Benefits of Soy? Not As Healthy As You Think

Soy products aren't as good for you as you think

We often equate soy products with a healthy lifestyle, as they routinely replace meat counterparts with an alternative that is lower in fat and calories and more animal friendly. However, from soy milk to soy-based “burgers”, the benefits of soy products have been marketed in a fashion that has misled America.

There is no saying that soy is entirely bad — it’s not — as it is sometimes the better alternative to animal-based products. There is, however, a flip side to the so-called protein-packed savior of the vegan world.

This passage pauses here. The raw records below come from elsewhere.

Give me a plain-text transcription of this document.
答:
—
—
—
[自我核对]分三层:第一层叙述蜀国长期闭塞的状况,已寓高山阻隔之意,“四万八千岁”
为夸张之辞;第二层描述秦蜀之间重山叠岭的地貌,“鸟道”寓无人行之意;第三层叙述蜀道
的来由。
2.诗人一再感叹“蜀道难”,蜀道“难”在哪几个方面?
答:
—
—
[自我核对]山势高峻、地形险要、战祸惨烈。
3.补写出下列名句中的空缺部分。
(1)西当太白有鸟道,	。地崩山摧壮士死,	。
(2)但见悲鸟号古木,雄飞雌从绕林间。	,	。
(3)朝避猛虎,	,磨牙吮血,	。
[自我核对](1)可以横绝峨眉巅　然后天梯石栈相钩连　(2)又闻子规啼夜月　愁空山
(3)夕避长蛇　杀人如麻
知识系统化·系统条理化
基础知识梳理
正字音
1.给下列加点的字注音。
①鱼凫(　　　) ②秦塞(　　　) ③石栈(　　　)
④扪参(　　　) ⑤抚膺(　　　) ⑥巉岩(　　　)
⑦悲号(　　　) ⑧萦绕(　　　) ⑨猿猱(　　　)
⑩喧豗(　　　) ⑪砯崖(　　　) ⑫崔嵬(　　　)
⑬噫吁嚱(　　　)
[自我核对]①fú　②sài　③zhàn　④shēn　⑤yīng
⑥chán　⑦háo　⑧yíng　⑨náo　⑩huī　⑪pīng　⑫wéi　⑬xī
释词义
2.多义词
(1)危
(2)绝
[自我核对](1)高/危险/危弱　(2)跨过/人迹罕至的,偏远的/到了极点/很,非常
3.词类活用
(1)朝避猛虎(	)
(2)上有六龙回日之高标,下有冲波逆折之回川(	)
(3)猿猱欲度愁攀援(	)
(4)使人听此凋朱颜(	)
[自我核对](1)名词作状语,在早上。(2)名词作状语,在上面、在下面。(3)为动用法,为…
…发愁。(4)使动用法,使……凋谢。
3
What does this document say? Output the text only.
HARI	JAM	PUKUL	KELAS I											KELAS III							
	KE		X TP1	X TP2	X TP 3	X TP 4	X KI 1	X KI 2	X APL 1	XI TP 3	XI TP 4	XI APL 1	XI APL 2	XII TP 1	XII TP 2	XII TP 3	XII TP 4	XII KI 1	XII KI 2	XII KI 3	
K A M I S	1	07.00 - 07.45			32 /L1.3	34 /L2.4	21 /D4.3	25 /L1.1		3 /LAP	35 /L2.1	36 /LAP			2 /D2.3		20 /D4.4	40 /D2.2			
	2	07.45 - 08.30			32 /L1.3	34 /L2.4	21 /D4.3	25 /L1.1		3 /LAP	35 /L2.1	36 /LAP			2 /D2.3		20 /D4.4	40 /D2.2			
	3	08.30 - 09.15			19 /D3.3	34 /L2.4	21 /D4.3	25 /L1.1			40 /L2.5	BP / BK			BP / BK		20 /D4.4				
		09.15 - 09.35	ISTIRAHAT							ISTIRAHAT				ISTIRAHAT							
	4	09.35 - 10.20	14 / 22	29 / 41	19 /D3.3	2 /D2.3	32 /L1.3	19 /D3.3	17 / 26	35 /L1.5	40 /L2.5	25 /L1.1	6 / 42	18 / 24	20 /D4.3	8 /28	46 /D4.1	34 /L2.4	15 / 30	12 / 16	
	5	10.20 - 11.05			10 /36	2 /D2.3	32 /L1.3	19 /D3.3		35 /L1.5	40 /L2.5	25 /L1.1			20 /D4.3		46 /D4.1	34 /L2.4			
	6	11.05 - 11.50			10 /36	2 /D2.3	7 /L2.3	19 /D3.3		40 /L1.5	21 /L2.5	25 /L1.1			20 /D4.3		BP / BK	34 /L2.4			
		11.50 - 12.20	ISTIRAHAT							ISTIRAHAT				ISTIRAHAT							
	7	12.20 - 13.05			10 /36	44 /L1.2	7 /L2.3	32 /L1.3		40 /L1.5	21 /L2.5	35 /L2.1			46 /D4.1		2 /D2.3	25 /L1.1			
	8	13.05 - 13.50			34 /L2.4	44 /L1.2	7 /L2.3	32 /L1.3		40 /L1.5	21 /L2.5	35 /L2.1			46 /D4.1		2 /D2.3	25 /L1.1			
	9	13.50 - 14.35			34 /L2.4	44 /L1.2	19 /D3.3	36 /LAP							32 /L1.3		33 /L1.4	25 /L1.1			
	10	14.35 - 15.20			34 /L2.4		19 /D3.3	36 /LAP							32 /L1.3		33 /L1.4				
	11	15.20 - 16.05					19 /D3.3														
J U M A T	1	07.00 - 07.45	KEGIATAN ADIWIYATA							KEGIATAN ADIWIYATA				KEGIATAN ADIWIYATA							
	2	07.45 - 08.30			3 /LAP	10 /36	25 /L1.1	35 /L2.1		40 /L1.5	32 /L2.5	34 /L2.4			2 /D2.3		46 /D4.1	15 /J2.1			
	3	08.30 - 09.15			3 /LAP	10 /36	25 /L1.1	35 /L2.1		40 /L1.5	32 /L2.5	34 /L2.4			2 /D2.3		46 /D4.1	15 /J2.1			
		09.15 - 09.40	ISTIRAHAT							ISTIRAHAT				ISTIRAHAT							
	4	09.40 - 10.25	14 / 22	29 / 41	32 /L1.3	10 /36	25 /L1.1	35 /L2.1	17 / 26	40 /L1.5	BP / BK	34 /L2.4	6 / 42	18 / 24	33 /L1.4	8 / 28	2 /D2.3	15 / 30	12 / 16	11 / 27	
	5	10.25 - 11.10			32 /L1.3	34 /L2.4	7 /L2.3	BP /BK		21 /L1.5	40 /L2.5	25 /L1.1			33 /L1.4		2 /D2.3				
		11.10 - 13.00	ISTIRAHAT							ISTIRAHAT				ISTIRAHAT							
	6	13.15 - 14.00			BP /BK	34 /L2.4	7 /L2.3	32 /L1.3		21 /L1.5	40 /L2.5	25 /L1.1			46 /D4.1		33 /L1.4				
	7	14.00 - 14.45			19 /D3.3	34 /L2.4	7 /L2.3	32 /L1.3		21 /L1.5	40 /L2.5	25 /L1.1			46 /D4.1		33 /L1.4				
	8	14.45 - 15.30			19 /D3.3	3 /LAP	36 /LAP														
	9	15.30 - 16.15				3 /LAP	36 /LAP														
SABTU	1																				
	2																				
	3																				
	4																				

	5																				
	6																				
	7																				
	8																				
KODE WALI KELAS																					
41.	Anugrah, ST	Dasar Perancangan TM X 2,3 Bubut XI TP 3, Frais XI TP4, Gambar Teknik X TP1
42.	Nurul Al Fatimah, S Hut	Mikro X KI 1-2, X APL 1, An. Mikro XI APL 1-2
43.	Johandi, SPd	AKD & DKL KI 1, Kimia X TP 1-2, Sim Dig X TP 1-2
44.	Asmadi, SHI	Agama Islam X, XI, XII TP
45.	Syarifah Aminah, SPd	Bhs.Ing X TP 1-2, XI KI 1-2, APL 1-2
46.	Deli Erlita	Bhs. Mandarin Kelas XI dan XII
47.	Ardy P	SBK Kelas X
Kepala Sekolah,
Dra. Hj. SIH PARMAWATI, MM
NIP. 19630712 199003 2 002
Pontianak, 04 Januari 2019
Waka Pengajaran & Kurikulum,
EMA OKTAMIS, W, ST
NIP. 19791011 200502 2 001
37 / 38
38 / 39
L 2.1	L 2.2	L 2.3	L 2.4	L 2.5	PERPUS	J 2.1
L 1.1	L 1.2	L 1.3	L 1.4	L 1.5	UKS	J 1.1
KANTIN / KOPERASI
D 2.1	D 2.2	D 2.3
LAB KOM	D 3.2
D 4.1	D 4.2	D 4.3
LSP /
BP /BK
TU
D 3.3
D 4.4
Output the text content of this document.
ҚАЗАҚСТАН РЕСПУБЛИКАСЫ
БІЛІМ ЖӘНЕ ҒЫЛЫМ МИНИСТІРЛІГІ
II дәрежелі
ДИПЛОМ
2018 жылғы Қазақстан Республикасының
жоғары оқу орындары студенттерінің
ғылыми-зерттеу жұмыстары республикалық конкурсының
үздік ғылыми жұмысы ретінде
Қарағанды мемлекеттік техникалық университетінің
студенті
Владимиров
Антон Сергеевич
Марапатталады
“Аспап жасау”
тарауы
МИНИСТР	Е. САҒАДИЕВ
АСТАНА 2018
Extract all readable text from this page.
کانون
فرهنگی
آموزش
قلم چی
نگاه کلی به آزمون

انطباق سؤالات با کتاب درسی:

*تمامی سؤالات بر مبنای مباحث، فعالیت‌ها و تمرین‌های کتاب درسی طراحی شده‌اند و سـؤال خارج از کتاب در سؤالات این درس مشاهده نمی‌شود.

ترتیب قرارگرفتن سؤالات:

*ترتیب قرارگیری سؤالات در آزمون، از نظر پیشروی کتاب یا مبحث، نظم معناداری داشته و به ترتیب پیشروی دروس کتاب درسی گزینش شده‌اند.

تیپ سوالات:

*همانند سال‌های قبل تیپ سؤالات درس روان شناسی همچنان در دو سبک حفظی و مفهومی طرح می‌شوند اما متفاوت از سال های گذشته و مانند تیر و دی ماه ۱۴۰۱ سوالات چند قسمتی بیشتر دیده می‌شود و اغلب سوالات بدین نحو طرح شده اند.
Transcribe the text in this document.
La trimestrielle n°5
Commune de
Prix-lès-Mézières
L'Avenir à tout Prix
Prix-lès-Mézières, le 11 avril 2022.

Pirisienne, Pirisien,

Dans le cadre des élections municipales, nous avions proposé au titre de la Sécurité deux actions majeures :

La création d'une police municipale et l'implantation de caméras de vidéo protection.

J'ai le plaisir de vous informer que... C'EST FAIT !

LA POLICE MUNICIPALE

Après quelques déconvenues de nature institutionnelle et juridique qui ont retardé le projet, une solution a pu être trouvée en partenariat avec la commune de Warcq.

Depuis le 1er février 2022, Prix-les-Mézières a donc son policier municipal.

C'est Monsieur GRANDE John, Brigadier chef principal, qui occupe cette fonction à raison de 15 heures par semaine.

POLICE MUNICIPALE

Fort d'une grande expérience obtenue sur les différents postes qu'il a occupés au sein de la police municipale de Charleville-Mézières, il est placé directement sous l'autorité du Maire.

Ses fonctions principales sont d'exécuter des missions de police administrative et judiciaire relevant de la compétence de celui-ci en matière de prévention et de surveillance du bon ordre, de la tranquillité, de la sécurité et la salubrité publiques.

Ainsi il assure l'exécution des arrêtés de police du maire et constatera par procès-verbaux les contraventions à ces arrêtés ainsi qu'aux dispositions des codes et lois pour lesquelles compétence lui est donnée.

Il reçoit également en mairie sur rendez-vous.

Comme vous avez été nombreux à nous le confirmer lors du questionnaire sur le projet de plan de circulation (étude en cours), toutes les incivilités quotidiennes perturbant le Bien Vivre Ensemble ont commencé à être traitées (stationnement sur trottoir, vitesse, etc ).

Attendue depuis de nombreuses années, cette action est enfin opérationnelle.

Soy has been linked to cancer prevention and cardiovascular health, but its real pull has come from being commercialized as a weight loss tool.

These health claims and assumptions about the benefits of soy don’t take into consideration the form that most Americans consume soy. The soy products we see on our plates are unlike the kind commonly prepared in Asia, where the soy is often used in its fermented form. Most of the soy that we consume is genetically modified, over-processed, and filled with chemicals to the point that it loses many of its health benefits. When processed, soy’s isoflavones biochemically change, and this change can contribute to tumor growth. Soy is also very difficult to digest after all these manipulations and can be allergenic and mucous-forming in the body. And, just to debunk a common myth, soy is not a surefire weight-loss facilitator.

Steer clear of soy in all its forms, including all those prepared vegan “burgers” and “cheeses”, which are often not only soy-based but also full of other additives that, albeit vegan, are hard for your body to digest. When you do eat soy, look for organic whole soy products like edamame, miso, tofu and tempeh.